Assume, $a>1,b>0$, how to calculate the infinite sum: $$\sum_{n=1}^\infty n^{-a}(\log n)^b$$
I tried with WolframAlpha, I found that this sum converge bu running sum (1/n^a)*(log n)^b, n=1 to infinity, But it does not give a result. How to calculate this sum?
It seems does not has a closed form.
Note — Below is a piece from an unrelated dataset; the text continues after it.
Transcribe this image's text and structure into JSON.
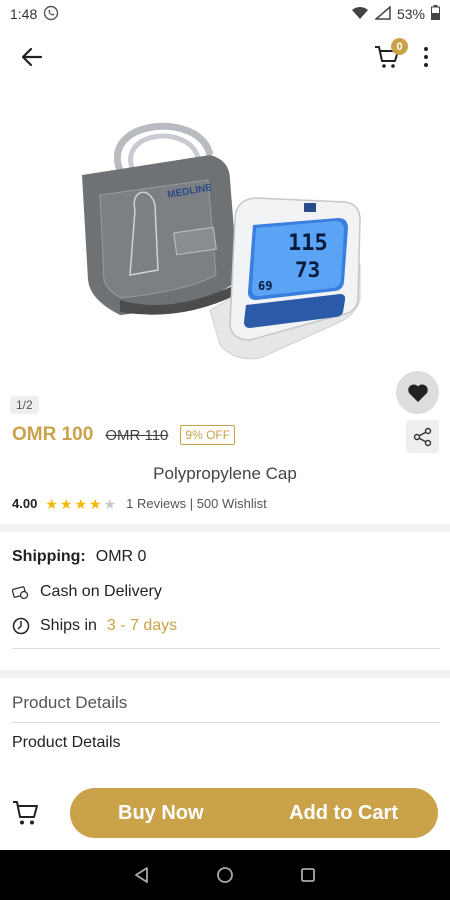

But how can I write the result with the $\zeta$ function?
$$\underset{N\to\infty}{\text{lim}}\left(\sum_{n=1}^N\log^b(n)\ n^{-s}\right)=(-1)^b\ \zeta^{(b)}(s)\tag{1}$$
where
$$\Re(s)>1\land b\in\mathbb{Z}\land b>0\tag{2}$$
so the formula
$$\zeta^{(b)}(s)=\underset{N\to\infty}{\text{lim}}\left((-1)^b\ \sum_{n=1}^N \log^b(n)\ n^{-s}\right)\tag{3}$$
can be used to evaluate the $b^{th}$-order derivative of $\zeta(s)$ for $\Re(s)>1$.
The formulas above are based on the term-wise differentiation
$$\frac{\partial\, n^{-s}}{\partial s}=-\log(n)\ n^{-s}\tag{4}$$
which leads to the more general result
$$\frac{\partial^b\, n^{-s}}{\partial s^b}=(-1)^b\, \log^b(n)\ n^{-s}\tag{5}.$$